Minister of Health and Welfare Park Neung-hoo, right, speaks during a meeting of the National Pension Service's fund operating committee at the Plaza Hotel in Seoul, Friday. Park is the chairman of the committee. Yonhap.

The National Pension Service (NPS) will intervene in the management of Hajin KAL, Korean Air's de facto holding firm, its pension operating committee decided Friday. The move comes after the owner family of Hanjin Group caused public uproar over their alleged misbehaviors.

However, the committee did not exert its shareholders' rights directly on Korean Air because of the so-called 10 percent rule, requiring the fund to return short-term trading margins from the past six months to the firm.

The NPS is the third-largest shareholder of Hanjin KAL with a 7.34 percent stake, and the No. 2 in Korean Air with 11.56 percent.

It is the first time for the NPS to involve itself in an invested company's management, which became possible after the state-run pension fund applied its new stewardship code last July for enhanced shareholder activism.

Under the decision, the NPS will engage in Hanjin KAL's management at “a limited level,” by seeking a change in the firm's articles to allow sacking an executive who receives a sentence higher than imprisonment without labor for charges of embezzlement or breach of trust. The NPS intends to submit the plan during the company's shareholder meeting in March.

“For Hanjin KAL, we decided to exercise our shareholder rights at a minimal level,” Minister of Health and Welfare Park Neung-hoo said. He is the chairman of the committee.

Over the decision on Korean Air, Park said, “the purpose of the stewardship code is the fund's improved profitability,” citing the 10 percent rule, which may hamper the fund's profitability.

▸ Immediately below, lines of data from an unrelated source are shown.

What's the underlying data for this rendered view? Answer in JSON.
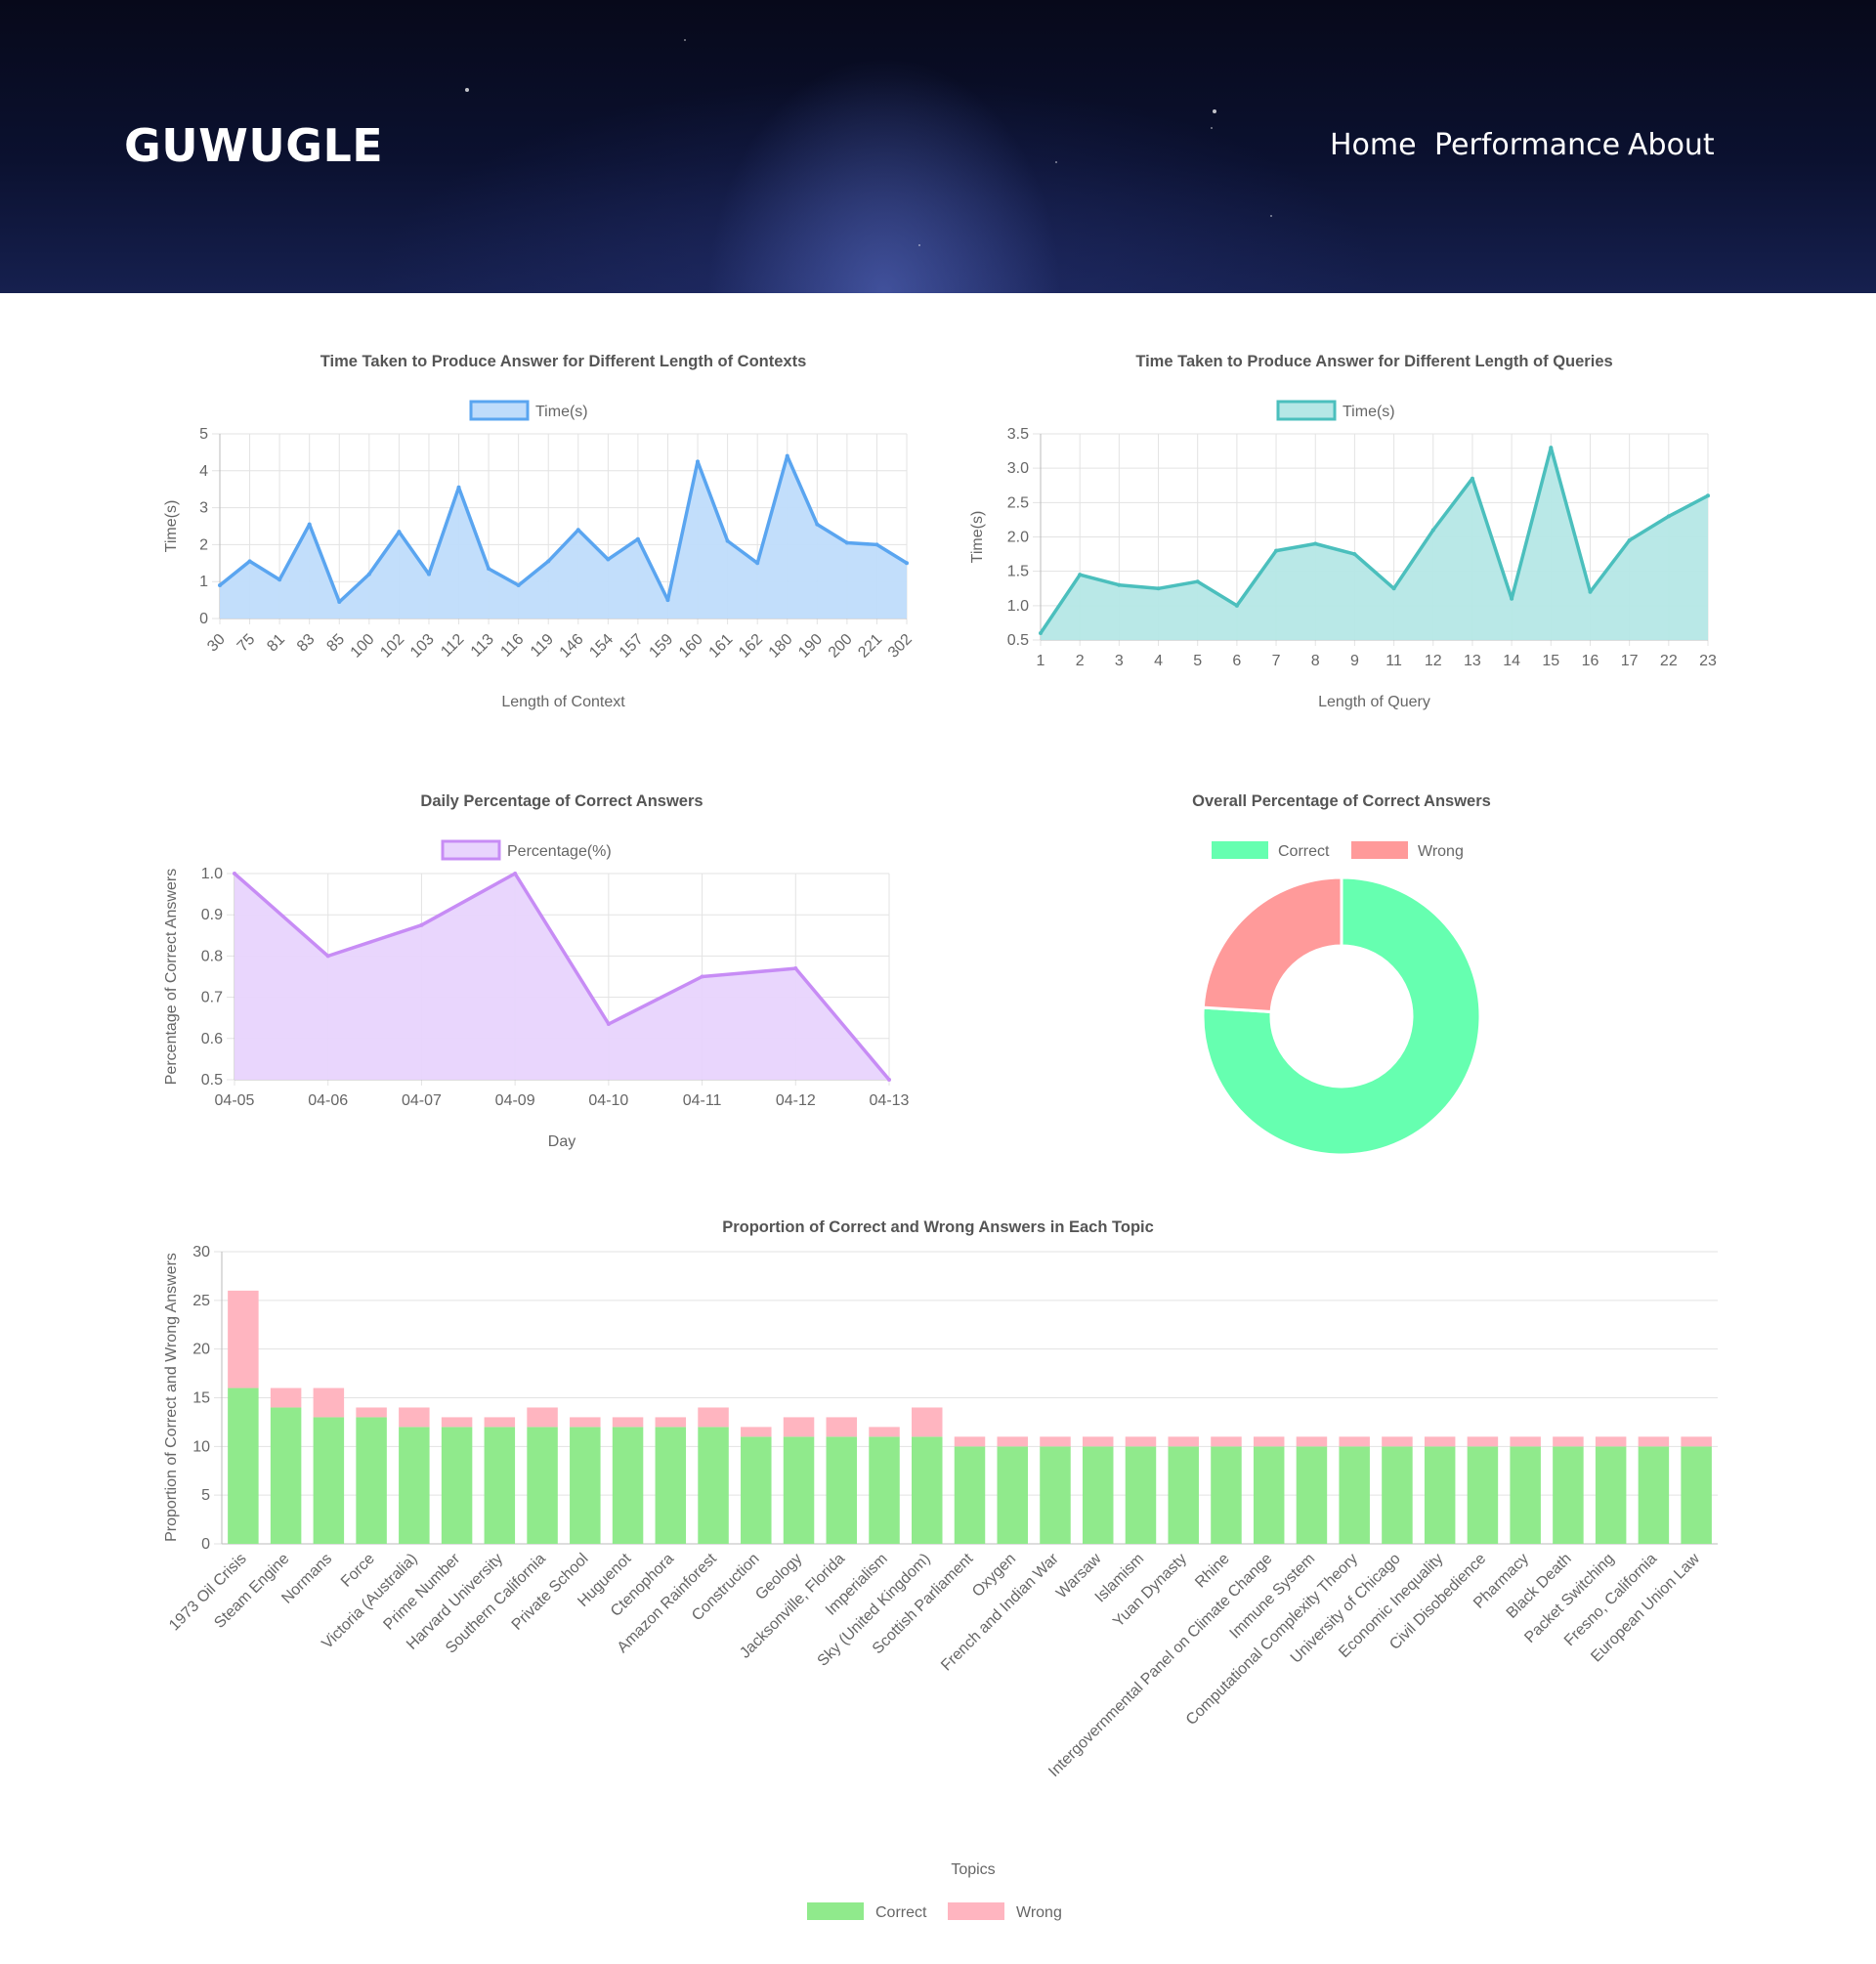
{
  "header": {
    "brand": "GUWUGLE",
    "nav": [
      "Home",
      "Performance",
      "About"
    ]
  },
  "colors": {
    "blue_line": "#5aa5f0",
    "blue_fill": "#bfdcfb",
    "teal_line": "#4bbfbd",
    "teal_fill": "#b5e7e6",
    "purple_line": "#c78cf5",
    "purple_fill": "#e8d4fd",
    "correct": "#66ffb0",
    "wrong": "#ff9a9a",
    "bar_correct": "#90ea8c",
    "bar_wrong": "#ffb5c0"
  },
  "chart_data": [
    {
      "id": "contexts",
      "type": "area",
      "title": "Time Taken to Produce Answer for Different Length of Contexts",
      "series_name": "Time(s)",
      "xlabel": "Length of Context",
      "ylabel": "Time(s)",
      "categories": [
        "30",
        "75",
        "81",
        "83",
        "85",
        "100",
        "102",
        "103",
        "112",
        "113",
        "116",
        "119",
        "146",
        "154",
        "157",
        "159",
        "160",
        "161",
        "162",
        "180",
        "190",
        "200",
        "221",
        "302"
      ],
      "values": [
        0.9,
        1.55,
        1.05,
        2.55,
        0.45,
        1.2,
        2.35,
        1.2,
        3.55,
        1.35,
        0.9,
        1.55,
        2.4,
        1.6,
        2.15,
        0.5,
        4.25,
        2.1,
        1.5,
        4.4,
        2.55,
        2.05,
        2.0,
        1.5
      ],
      "ylim": [
        0,
        5
      ],
      "yticks": [
        "0",
        "1",
        "2",
        "3",
        "4",
        "5"
      ]
    },
    {
      "id": "queries",
      "type": "area",
      "title": "Time Taken to Produce Answer for Different Length of Queries",
      "series_name": "Time(s)",
      "xlabel": "Length of Query",
      "ylabel": "Time(s)",
      "categories": [
        "1",
        "2",
        "3",
        "4",
        "5",
        "6",
        "7",
        "8",
        "9",
        "11",
        "12",
        "13",
        "14",
        "15",
        "16",
        "17",
        "22",
        "23"
      ],
      "values": [
        0.6,
        1.45,
        1.3,
        1.25,
        1.35,
        1.0,
        1.8,
        1.9,
        1.75,
        1.25,
        2.1,
        2.85,
        1.1,
        3.3,
        1.2,
        1.95,
        2.3,
        2.6
      ],
      "ylim": [
        0.5,
        3.5
      ],
      "yticks": [
        "0.5",
        "1.0",
        "1.5",
        "2.0",
        "2.5",
        "3.0",
        "3.5"
      ]
    },
    {
      "id": "daily",
      "type": "area",
      "title": "Daily Percentage of Correct Answers",
      "series_name": "Percentage(%)",
      "xlabel": "Day",
      "ylabel": "Percentage of Correct Answers",
      "categories": [
        "04-05",
        "04-06",
        "04-07",
        "04-09",
        "04-10",
        "04-11",
        "04-12",
        "04-13"
      ],
      "values": [
        1.0,
        0.8,
        0.875,
        1.0,
        0.635,
        0.75,
        0.77,
        0.5
      ],
      "ylim": [
        0.5,
        1.0
      ],
      "yticks": [
        "0.5",
        "0.6",
        "0.7",
        "0.8",
        "0.9",
        "1.0"
      ]
    },
    {
      "id": "overall",
      "type": "pie",
      "title": "Overall Percentage of Correct Answers",
      "labels": [
        "Correct",
        "Wrong"
      ],
      "values": [
        76,
        24
      ]
    },
    {
      "id": "topics",
      "type": "bar",
      "stacked": true,
      "title": "Proportion of Correct and Wrong Answers in Each Topic",
      "xlabel": "Topics",
      "ylabel": "Proportion of Correct and Wrong Answers",
      "ylim": [
        0,
        30
      ],
      "yticks": [
        "0",
        "5",
        "10",
        "15",
        "20",
        "25",
        "30"
      ],
      "categories": [
        "1973 Oil Crisis",
        "Steam Engine",
        "Normans",
        "Force",
        "Victoria (Australia)",
        "Prime Number",
        "Harvard University",
        "Southern California",
        "Private School",
        "Huguenot",
        "Ctenophora",
        "Amazon Rainforest",
        "Construction",
        "Geology",
        "Jacksonville, Florida",
        "Imperialism",
        "Sky (United Kingdom)",
        "Scottish Parliament",
        "Oxygen",
        "French and Indian War",
        "Warsaw",
        "Islamism",
        "Yuan Dynasty",
        "Rhine",
        "Intergovernmental Panel on Climate Change",
        "Immune System",
        "Computational Complexity Theory",
        "University of Chicago",
        "Economic Inequality",
        "Civil Disobedience",
        "Pharmacy",
        "Black Death",
        "Packet Switching",
        "Fresno, California",
        "European Union Law"
      ],
      "series": [
        {
          "name": "Correct",
          "values": [
            16,
            14,
            13,
            13,
            12,
            12,
            12,
            12,
            12,
            12,
            12,
            12,
            11,
            11,
            11,
            11,
            11,
            10,
            10,
            10,
            10,
            10,
            10,
            10,
            10,
            10,
            10,
            10,
            10,
            10,
            10,
            10,
            10,
            10,
            10
          ]
        },
        {
          "name": "Wrong",
          "values": [
            10,
            2,
            3,
            1,
            2,
            1,
            1,
            2,
            1,
            1,
            1,
            2,
            1,
            2,
            2,
            1,
            3,
            1,
            1,
            1,
            1,
            1,
            1,
            1,
            1,
            1,
            1,
            1,
            1,
            1,
            1,
            1,
            1,
            1,
            1
          ]
        }
      ]
    }
  ]
}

“We may have sacrificed our short-term trading margins and exercised active rights if the situation was worse than this, but we believe it is not at such a level,” he said.

The 10 percent rule is a financial act affecting shareholders with more than a 10 percent stake in a company. If they change the purpose of their share ownership from investment to engagement in management, they would have to return short-term trading margins from the past six months to the firm.

The NPS move came after a domestic activist firm acquired a significant stake in Hanjin KAL in November, targeting four Hanjin KAL directors' seats at the upcoming March shareholders meeting.

At the time, the NPS was picked as a key shareholder in the ownership battle, and the pension operator dropped hints earlier this month that it would exercise its rights against Hanjin KAL and Korean Air.

However, the move was followed by a backlash from experts concerning the government's excessive influence in the corporate world, given the 637 trillion won ($565 billion) fund has a stake larger than 5 percent in 297 companies including big names such as Samsung Electronics, SK hynix and POSCO.

“We are concerned that this decision may hamper Hanjin KAL's management practice,” a Hanjin Group official said. “If the NPS demands a change in the corporate articles at the shareholder meeting, we will discuss that at the board meeting in accordance with legal process.”

Businesses have expressed their concern over the NPS' decision.

“The decision has become a precedent of the NPS' engagement in corporate management,” Federation of Korean Industries executive director Bae Sang-geun said. “If the move expands and affects domestic businesses, it may discourage companies from corporate activities and hamper investment and job creation.”